Part 1 of this blog gives a short description, before Part 2 looks at what research says about its performance.

The real-life demands of commercial search projects mean that often clients require search output within a week, from free to access sources. So one of the key areas of evidence that the specialist searcher needs is on the nature and general performance of freely available sources.

Enter Google Scholar (and its competitor, Microsoft Academic). This post focusses on Google Scholar: since its launch in 2004, Google Scholar has risen from being a curiosity for professional searchers, busy searching the ‘real’ bibliographic databases – to being a very useful component of a multi-pronged search approach. Wikipedia gives a useful overview of Google Scholar’s history, specification and limitations. The database includes scholarly journal articles, conference papers, books, theses, dissertations, technical reports, patents and law reports.
Estimates of Google Scholar’s size have included coverage of 80-90% of published scholarly literature (Trend watch, 2014), or around 389 million documents (January 2018, reported by Gusenbauer, 2019).

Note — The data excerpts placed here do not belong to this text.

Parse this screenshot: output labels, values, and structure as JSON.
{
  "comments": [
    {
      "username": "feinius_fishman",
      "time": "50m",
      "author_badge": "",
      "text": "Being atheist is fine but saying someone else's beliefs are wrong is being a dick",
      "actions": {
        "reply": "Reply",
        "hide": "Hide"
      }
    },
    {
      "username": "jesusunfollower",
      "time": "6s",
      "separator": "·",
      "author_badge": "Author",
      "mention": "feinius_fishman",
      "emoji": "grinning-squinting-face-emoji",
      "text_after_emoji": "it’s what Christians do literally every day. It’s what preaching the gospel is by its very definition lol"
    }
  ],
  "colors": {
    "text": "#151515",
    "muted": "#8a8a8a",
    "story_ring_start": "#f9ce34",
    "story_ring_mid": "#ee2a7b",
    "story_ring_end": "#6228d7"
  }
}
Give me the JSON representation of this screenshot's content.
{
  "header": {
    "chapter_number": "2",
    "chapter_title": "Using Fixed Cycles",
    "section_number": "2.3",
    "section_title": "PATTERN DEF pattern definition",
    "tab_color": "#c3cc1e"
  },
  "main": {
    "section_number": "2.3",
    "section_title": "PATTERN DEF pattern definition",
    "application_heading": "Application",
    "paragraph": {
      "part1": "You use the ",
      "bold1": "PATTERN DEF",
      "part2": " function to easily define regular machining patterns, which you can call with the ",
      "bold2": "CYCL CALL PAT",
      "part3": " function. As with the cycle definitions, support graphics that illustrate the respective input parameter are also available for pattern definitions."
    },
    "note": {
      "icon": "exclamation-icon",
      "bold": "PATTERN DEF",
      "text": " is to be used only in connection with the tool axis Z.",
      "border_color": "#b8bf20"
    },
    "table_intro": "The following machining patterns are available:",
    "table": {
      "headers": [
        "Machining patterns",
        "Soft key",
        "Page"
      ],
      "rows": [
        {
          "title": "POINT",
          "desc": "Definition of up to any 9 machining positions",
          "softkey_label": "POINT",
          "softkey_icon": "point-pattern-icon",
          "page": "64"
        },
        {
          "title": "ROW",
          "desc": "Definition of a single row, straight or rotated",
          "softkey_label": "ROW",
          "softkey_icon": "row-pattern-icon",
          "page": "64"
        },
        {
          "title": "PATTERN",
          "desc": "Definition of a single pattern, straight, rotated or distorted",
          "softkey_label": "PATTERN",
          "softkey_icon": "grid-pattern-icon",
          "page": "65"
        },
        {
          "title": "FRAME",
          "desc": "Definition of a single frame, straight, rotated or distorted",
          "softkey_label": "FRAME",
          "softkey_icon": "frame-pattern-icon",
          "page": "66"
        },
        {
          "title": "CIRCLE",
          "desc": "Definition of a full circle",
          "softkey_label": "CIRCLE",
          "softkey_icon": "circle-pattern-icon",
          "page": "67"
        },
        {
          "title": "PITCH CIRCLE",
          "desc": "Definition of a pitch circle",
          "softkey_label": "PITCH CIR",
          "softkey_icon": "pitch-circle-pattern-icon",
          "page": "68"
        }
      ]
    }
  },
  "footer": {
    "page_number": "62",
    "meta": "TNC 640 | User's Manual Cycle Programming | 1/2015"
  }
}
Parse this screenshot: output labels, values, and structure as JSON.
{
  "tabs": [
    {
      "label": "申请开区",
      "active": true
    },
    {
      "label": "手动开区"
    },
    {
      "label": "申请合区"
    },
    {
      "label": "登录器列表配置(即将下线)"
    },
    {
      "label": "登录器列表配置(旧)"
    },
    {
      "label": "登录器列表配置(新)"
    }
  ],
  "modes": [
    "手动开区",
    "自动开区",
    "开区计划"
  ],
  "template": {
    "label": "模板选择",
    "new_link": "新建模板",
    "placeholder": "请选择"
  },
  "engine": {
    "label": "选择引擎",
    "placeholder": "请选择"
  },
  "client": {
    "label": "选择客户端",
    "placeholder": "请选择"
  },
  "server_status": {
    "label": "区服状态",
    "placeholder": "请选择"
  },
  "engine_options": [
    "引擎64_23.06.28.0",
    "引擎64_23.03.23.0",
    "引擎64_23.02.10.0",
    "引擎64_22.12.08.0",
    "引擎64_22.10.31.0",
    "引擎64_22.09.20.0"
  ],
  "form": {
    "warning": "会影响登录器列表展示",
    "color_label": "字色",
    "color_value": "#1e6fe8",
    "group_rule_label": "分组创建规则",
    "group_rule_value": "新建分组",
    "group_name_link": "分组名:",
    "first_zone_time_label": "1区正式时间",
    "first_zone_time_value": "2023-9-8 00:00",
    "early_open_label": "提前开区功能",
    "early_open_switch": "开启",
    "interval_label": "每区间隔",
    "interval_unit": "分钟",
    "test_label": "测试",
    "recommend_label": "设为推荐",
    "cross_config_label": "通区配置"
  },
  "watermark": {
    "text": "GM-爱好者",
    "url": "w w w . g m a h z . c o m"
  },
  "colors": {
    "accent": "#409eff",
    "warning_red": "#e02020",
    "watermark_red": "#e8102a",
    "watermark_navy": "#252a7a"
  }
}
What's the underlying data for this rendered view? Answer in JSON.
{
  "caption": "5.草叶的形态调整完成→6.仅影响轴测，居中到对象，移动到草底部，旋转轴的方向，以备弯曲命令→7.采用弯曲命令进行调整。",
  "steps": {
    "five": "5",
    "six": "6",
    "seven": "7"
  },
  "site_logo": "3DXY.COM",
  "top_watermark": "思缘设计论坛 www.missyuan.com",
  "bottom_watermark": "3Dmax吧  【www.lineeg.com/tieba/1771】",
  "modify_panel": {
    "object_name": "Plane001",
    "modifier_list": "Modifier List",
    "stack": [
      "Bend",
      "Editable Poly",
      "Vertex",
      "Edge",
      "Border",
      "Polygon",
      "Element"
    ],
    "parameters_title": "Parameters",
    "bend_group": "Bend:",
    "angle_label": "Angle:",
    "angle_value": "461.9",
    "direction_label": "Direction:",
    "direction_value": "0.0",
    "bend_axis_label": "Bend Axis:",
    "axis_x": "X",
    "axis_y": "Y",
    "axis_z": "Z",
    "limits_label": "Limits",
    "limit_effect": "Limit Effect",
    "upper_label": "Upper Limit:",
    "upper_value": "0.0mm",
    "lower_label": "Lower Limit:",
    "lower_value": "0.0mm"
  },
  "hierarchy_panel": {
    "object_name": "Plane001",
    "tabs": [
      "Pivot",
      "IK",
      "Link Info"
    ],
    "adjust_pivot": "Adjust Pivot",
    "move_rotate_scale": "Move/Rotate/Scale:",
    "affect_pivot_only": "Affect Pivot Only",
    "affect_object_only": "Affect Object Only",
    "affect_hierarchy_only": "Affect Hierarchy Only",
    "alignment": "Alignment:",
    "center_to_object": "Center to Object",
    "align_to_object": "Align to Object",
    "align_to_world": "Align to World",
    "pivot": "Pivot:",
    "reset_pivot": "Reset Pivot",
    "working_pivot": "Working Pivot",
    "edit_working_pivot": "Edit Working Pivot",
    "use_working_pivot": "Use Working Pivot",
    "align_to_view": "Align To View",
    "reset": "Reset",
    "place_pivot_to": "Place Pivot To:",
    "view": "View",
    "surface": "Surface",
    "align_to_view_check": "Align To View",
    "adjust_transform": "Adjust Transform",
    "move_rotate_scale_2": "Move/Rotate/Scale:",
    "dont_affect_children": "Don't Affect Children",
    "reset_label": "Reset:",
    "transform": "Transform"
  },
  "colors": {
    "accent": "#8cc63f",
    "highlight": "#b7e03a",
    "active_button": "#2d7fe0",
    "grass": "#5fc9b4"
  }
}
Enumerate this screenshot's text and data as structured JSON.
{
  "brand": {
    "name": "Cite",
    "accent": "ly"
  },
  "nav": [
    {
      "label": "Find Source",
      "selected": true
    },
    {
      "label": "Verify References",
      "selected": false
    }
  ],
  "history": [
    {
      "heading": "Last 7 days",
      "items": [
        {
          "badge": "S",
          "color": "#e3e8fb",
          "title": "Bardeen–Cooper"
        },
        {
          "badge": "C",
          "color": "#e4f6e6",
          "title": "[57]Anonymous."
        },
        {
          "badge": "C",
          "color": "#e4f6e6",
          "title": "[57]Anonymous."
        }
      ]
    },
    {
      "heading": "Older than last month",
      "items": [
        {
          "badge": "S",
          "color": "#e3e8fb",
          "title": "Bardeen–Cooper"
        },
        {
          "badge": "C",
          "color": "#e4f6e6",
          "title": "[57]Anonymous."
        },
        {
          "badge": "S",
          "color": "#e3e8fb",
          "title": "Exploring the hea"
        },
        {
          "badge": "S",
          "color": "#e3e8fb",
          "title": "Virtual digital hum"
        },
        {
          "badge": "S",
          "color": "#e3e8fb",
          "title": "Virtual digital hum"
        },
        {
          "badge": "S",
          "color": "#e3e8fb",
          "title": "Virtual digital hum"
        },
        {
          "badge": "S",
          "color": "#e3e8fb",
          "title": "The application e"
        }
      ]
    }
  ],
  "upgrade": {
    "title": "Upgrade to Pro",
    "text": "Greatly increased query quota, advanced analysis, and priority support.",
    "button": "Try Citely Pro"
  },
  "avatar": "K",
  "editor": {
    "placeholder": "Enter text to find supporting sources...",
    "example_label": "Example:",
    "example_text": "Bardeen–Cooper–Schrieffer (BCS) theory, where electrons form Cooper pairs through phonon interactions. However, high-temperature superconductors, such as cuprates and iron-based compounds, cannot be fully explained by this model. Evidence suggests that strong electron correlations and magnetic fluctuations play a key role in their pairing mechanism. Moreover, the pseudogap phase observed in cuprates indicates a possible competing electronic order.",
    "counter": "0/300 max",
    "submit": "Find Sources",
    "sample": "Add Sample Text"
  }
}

In comparison, Microsoft Academic is smaller, at (only!) 248,455,650 records (Microsoft Academic site, 28 December 2020).

Google Scholar’s features are underpinned by its nature as a web-crawled resource, rather than a systematically-defined collection of indexed literature.

Strengths

  • Wide coverage – shown as greater than other commonly-used sources (Martín-Martín et al, 2020)
  • Freely accessible interface; each retrieved citation links to publishers’ abstracts/full text (typically 50% of citations, based on personal experience)
  • Easy to use interface; limited functionality to customise search
  • Results exportable in a range of formats, including to common reference management apps

Weaknesses

  • Not transparent on journal title coverage, update frequency or search algorithm (which uses social media-type citation popularity to rank relevance)
  • Unreliable/unstable total number of hits per search
  • Citation checking required due to frequency of missing or incorrect information
  • Lack of indexing or more advanced search functions, or ability to save search
  • Does not support bulk export, apart from on a record-by-record basis
  • Interface detects high volume use (e.g. while carrying out a review) and blocks user access without warning

In my opinion, this mixture of great features and severe limitations make Google Scholar an important source be aware of, but to use with caution. Please look out for my next post on what recent research says about Google Scholar’s performance.

References

Wikipedia. Google Scholar (page accessed 28 December 2020).

Trend watch. Nature. 2014;509(7501):405 – discussing Madian Khabsa and C Lee Giles. The number of scholarly documents on the public web. PloS ONE. 2014;9:e93949.

Gusenbauer M. Google Scholar to overshadow them all? Comparing the sizes of 12 academic search engines and bibliographic databases. Scientometrics. 2019;118(1):177-214.

Microsoft. Microsoft Academic (page accessed 28 December 2020).

Martín-Martín A, Thelwall M, Orduna-Malea E, López-Cózar ED. Google Scholar, Microsoft Academic, Scopus, Dimensions, Web of Science, and OpenCitations’ COCI: a multidisciplinary comparison of coverage via citations. arXiv preprint arXiv:2004.14329. 2020 Apr 29.